Last month the USDA reported a record number of Americans are enrolled in SNAP (Supplemental Nutrition Assistance Program) formerly referred to as food stamps. Over 47 million people rely on SNAP to buy groceries with an average of $133.42 each month. This number translates to roughly 15 percent of all Americans, or 1 out of every 7 people.
The record level of SNAP enrollment should remove the stigma often associated with food stamp recipients, but perhaps it’s just too soon for most Americans to identify with their neighbors struggling to make ends meet.
Have you ever eaten on less than $5 a day? Mayor Cory Booker of Newark, N.J., is trying to this week. Because he has never had to watch his food bill so closely, he has challenged himself and others to spend less than $30 on food for the entire week, the approximate equivalent of SNAP funds per person. Last month a Twitter exchange led him to investigate what kind of parameters this type of challenge requires.

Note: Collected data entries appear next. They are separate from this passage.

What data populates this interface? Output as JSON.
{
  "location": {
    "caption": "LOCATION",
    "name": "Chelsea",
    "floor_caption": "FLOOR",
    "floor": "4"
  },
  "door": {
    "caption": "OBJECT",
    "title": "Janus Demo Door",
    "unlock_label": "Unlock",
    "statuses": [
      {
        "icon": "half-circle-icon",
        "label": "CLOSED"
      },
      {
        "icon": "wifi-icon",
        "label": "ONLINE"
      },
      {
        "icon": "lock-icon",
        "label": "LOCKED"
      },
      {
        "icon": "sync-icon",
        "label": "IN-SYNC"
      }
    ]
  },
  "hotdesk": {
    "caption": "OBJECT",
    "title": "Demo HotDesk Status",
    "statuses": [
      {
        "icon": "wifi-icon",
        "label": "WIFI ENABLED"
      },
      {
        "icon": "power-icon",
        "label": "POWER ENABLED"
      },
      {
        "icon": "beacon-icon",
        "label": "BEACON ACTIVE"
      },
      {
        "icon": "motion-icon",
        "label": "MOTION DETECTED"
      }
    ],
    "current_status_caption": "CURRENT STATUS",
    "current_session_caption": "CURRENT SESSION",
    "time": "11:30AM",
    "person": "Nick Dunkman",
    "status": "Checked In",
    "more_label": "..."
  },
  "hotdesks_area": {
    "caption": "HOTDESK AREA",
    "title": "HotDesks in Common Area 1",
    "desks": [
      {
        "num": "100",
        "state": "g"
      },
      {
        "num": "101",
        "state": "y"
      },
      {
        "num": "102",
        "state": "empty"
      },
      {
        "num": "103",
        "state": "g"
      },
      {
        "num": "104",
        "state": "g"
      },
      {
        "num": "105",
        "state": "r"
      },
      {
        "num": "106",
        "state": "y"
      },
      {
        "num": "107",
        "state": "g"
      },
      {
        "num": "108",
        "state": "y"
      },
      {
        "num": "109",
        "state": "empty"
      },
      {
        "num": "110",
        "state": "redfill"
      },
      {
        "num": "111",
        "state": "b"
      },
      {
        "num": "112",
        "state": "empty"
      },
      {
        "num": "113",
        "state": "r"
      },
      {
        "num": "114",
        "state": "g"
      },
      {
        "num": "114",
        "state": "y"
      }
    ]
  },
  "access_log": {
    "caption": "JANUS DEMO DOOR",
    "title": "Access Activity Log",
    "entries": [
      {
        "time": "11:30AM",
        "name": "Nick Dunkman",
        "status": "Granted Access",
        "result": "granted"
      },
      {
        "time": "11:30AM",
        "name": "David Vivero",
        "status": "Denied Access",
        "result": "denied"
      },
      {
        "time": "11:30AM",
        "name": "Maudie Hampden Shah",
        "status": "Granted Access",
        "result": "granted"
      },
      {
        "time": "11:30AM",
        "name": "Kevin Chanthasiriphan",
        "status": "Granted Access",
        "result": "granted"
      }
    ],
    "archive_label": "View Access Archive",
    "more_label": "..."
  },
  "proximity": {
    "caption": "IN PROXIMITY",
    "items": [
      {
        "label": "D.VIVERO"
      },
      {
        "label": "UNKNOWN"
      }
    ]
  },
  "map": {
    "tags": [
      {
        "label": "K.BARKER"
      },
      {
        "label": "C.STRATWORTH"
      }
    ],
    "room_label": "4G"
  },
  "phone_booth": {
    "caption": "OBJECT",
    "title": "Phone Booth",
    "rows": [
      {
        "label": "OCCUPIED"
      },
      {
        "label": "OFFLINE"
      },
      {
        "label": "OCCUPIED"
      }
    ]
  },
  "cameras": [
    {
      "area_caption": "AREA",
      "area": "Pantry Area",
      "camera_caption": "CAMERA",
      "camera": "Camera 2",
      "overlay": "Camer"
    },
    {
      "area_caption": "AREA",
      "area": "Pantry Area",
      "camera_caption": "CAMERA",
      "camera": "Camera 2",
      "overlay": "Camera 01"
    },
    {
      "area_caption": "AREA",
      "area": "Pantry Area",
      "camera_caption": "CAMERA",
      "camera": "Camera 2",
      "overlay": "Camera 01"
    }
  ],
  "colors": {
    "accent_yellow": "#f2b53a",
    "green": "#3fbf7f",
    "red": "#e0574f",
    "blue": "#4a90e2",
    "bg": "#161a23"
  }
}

More so than just a fun game or a stab at personal austerity measures, Mayor Booker hopes to increase compassion and tolerance for the growing numbers of Americans who are challenged at the grocery store every week. Posting a photo of his grocery receipt on Tuesday, we can glimpse at the Mayor’s painstaking attempt at rationing nutritious food all week.
One of the biggest criticisms against SNAP is the allowance to purchase candy, soda, potato chips and other non-nutritious and calorie-laden items that one could argue counteracts a nutritious lifestyle. But the mayor kept his shopping list simplified to mostly beans, apples and fresh corn.
How would you spend your $30 each week, and do you think you could maintain a healthy diet?